O entendimento consolidado na Súmula 331 do
Tribunal Superior do Trabalho prevê responsabilidade subsidiária da contratante
em caso de inadimplência trabalhista da prestadora. Na prática, isso significa
que a economia mal planejada pode se transformar em passivo judicial.
Contrato claro e acompanhamento
mensal
Para Borba, o contrato precisa ser
detalhado e prever mecanismos de controle. "É fundamental incluir cláusulas que
obriguem a prestadora a apresentar mensalmente comprovantes de pagamento de
salários, FGTS e INSS. A fiscalização precisa ser contínua. Não basta confiar,
é necessário acompanhar."
Ele também destaca a importância de manter
a separação na gestão das equipes. "A contratante não pode exercer subordinação
direta nem aplicar penalidades aos funcionários terceirizados. A gestão é
responsabilidade da prestadora. Quando essa linha é ultrapassada, o risco
jurídico aumenta."
Benefícios tributários podem
fortalecer o caixa
Além da redução de riscos operacionais, a
terceirização pode trazer impacto positivo no resultado financeiro,
principalmente para empresas enquadradas no regime de Lucro Real.
"Pouca gente sabe, mas o contrato de
terceirização é contabilizado como despesa. Para empresas no Lucro Real, isso
significa aumento das despesas dedutíveis e possível redução de tributos como
PIS e Cofins", explica Borba.
Segundo ele, o efeito também pode
influenciar IRPJ e CSLL, ao diminuir o lucro tributável. "Você melhora a operação
e ainda pode reduzir a carga tributária. É um benefício duplo. Não é brecha, é
previsão legal. Mas só funciona quando a contratação é formal e bem
documentada."
Redução de encargos e
previsibilidade
Manter funcionários próprios envolve custos
que vão além do salário. INSS patronal, FGTS, férias, 13º salário, afastamentos
e contingências trabalhistas impactam diretamente o orçamento.

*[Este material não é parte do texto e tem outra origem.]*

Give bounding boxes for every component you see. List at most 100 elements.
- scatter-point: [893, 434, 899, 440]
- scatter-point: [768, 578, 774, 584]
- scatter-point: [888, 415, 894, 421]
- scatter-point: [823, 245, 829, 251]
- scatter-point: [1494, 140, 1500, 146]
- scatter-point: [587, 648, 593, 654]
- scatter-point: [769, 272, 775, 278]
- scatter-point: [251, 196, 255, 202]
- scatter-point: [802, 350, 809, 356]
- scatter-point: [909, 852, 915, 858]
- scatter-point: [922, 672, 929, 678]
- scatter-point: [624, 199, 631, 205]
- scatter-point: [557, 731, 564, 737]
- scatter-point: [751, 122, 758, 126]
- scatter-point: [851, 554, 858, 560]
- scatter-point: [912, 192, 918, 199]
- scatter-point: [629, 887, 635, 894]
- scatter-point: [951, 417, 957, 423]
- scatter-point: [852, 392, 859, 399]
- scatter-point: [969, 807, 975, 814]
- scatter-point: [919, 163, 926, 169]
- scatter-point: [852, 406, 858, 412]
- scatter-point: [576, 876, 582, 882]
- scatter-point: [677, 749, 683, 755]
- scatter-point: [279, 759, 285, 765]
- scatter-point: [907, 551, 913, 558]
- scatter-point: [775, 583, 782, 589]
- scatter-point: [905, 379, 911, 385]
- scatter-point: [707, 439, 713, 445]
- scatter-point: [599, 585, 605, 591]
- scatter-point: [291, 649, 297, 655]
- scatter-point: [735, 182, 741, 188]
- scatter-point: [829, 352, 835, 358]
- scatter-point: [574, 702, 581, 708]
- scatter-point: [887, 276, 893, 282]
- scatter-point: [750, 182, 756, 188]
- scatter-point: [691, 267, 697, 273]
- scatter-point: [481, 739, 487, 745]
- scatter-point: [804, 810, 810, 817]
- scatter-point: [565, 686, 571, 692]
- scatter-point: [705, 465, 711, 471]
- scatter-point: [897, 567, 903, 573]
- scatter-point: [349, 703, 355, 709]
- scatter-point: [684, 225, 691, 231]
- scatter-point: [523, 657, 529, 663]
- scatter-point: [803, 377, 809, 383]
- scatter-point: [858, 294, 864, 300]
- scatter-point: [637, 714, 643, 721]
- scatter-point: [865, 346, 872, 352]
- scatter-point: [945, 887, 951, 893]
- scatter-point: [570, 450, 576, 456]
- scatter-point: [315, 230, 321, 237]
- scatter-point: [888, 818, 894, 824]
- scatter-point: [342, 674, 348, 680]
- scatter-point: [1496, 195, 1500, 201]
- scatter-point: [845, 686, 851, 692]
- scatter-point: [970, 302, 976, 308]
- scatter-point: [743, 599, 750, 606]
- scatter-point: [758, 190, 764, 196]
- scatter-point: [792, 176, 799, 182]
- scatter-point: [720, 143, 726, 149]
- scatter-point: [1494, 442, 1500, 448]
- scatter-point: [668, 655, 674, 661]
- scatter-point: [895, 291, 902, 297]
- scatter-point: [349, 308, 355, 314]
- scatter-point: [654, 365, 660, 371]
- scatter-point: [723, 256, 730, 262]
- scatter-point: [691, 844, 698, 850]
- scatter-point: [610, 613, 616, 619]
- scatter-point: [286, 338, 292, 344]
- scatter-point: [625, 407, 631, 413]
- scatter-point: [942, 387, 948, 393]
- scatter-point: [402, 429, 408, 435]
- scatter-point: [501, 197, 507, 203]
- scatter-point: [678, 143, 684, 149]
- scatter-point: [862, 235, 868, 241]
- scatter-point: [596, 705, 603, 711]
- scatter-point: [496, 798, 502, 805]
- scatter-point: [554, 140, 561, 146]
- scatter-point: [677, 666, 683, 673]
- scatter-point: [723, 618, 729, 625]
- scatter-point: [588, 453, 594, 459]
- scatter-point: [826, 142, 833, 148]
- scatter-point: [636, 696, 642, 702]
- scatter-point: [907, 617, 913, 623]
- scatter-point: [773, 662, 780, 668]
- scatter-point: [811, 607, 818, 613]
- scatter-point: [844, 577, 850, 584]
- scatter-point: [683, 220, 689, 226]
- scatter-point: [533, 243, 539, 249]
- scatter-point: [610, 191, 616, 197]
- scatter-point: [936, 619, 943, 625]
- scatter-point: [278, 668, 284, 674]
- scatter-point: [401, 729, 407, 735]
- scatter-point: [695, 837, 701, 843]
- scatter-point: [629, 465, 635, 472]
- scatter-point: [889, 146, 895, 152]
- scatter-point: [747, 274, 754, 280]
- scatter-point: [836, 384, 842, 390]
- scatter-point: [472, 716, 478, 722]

"Quando o empresário coloca tudo na ponta
do lápis, percebe que o custo real de um funcionário é significativamente maior
do que o salário contratado", afirma Borba. "Na terceirização, esses encargos
ficam sob responsabilidade da prestadora, que já possui estrutura para
administrar folha, substituições e gestão de equipe. Isso traz previsibilidade
financeira."
Ele alerta, porém, que a escolha do
parceiro é determinante. "Terceirização boa é aquela que reduz risco, melhora
padrão de serviço e traz segurança jurídica. Quando a empresa escolhe apenas
pelo menor preço, geralmente paga mais caro depois."
Estratégia e governança
Para empresas com demanda contínua por
serviços operacionais, terceirizar pode representar ganho de eficiência e
profissionalização da gestão. Mas, como reforça Borba, o modelo exige
governança.
"Cada caso deve ser analisado
individualmente. Terceirizar pode ser extremamente vantajoso, mas precisa ser
feito com critério, contrato sólido e acompanhamento permanente. Quando bem
estruturada, a terceirização deixa de ser apenas uma alternativa operacional e
passa a ser uma ferramenta estratégica de fortalecimento financeiro."
A combinação entre análise rigorosa,
conformidade legal e planejamento tributário é o que transforma a terceirização
em vantagem competitiva, e não em fonte de risco.